Règle d'or  : déjà Mendès France...

Par Philippe Mabille  |   |  528  mots
Philippe Mabille, directeur adjoint de la rédaction
La transparence, c'est toujours mieux quand elle s'applique aux autres. En acceptant de réduire de 10 % le montant de leur indemnité représentative de frais de mandat (IRFM), tout en refusant de rendre compte de l'usage qu'ils font de cet argent, les députés viennent de montrer pourquoi il est si difficile de réduire la dépense publique dans notre pays. Comment ceux chargés de voter un budget qui réclame un effort à tous les Français peuvent-ils être crédibles s'ils ne s'appliquent pas à eux-mêmes la rigueur qu'ils exigent des autres ?

Cette décision est emblématique des dysfonctionnements de notre démocratie. Les mêmes résistent avec acharnement à toute remise en cause du cumul des mandats, qui figure pourtant parmi les promesses du président élu. Mais comment ne pas voir qu'il est incompatible d'exercer à la fois un mandat national et un mandat local lorsque le premier exige de contrôler les dépenses du second ? On n'est pas ici dans le symbole, mais au c?ur du problème de la dépense publique, à savoir son défaut de gouvernance. Edgar Faure l'avait très bien dit : « La France sait faire, mais ne sait pas défaire. » Depuis vingt ans, on a multiplié les structures, empilé les niveaux territoriaux, créé des agences publiques et parapubliques aux fonctions souvent redondantes, pour ne pas dire inutiles. Il est temps de se rendre compte d'une simple vérité : si on ne parvient pas à réduire les dépenses, c'est parce qu'on ne le veut pas. C'est évidemment tellement plus facile d'augmenter les impôts.

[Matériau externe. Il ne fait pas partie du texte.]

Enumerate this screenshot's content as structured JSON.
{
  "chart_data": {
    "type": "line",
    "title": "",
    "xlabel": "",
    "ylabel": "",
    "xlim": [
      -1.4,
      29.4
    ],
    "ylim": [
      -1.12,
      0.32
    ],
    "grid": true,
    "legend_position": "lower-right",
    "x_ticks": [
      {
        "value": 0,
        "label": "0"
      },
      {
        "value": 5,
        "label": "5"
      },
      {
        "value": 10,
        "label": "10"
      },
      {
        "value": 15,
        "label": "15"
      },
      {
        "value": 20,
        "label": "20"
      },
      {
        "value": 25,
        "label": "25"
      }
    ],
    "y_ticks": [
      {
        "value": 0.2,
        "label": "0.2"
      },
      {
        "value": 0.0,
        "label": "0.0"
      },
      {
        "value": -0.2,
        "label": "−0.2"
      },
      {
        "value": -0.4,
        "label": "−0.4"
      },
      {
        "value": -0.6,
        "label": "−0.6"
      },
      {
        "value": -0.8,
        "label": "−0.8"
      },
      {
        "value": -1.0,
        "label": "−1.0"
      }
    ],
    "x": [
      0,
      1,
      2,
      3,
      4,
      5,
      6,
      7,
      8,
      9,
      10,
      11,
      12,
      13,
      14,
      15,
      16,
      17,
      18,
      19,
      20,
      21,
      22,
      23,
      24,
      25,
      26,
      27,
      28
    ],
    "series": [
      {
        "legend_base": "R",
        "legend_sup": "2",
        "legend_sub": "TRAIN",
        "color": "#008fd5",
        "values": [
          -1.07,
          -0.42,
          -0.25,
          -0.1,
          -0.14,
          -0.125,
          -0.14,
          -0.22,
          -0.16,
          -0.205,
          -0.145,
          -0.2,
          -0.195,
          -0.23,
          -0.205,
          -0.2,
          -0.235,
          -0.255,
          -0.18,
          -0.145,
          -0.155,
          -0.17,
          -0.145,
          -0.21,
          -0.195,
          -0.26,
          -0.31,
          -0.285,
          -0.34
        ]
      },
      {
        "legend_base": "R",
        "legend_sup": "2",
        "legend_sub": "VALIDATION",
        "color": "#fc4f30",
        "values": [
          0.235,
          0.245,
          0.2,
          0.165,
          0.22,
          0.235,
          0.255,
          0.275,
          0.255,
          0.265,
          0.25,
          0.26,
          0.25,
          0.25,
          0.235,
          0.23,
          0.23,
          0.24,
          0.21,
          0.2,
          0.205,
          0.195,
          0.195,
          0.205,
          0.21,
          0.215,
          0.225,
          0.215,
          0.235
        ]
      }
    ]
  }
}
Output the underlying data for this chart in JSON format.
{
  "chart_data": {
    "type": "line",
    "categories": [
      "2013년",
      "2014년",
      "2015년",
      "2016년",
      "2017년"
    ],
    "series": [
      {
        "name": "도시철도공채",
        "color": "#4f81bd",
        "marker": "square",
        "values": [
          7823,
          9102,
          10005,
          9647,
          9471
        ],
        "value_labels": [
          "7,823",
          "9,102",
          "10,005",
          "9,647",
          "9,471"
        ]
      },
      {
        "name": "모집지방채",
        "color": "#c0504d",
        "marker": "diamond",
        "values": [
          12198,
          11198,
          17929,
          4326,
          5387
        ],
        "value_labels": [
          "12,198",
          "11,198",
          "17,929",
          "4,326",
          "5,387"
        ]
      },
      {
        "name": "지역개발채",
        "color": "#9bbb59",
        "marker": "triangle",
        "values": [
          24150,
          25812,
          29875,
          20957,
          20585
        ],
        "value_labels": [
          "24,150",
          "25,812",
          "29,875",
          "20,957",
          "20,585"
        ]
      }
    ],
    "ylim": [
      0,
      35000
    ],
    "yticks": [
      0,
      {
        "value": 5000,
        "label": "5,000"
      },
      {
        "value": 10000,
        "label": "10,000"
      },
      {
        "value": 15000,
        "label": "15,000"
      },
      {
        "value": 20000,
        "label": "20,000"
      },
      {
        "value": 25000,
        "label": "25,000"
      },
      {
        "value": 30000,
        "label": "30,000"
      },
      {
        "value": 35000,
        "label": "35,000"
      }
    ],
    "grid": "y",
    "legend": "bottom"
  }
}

Le procès est certes un peu injuste. N'y a-t-il pas eu la RGPP, la fameuse revue générale des politiques publiques ? Il faut lire le rapport remis mardi à ce propos au Premier ministre pour comprendre pourquoi réformer l'État est aussi ingrat. Les fonctionnaires qui ont mis en ?uvre cette politique y sont injustement accusés d'avoir procédé à des rationalisations aveugles, appliquant des méthodes de consultants du privé, dans le seul but de réaliser des économies rapides et sous la pression d'une règle de non-remplacement d'un fonctionnaire sur deux qui aurait « pris le pas » sur les autres objectifs. La RGPP a pourtant produit de bons résultats, avec près de 12 milliards d'euros d'économies de 2009 à 2012. Et, dans le budget 2013, certains ministères comme Bercy appliqueront même une règle encore plus rigoureuse, avec le non-remplacement de deux départs sur trois. Preuve que c'est possible et que la méthode a du bon, même s'il faut sans doute la rendre plus humaine en y associant mieux les fonctionnaires.

Le nouveau gouvernement s'apprête à la reprendre sous un autre nom, en étendant l'approche à une réflexion sur le périmètre des missions de l'État, en liaison avec celles des collectivités locales et de la Sécurité sociale. Le 1er octobre, Jean-Marc Ayrault donnera le coup d'envoi à cette « RGPP de gauche » qui ira de pair avec l'acte III de la décentralisation. Peut-être pourra-t-il s'inspirer utilement du discours « Gouverner, c'est choisir », prononcé le 3 juin 1953 par Pierre Mendès France : « Ne disposant que de moyens limités, nous devons veiller soigneusement à les affecter aux objets essentiels, à éliminer ce qui est moins important au profit de ce qui l'est davantage. Dans tous les domaines, nous aurons à transférer l'effort de l'improductif au productif, du moins utile au plus utile. Ce sera la règle d'or de notre redressement, règle universelle valable pour les activités privées comme pour le secteur public. L'État doit donner l'exemple. » Soixante ans après, la règle d'or de Mendès France n'a pas pris une ride.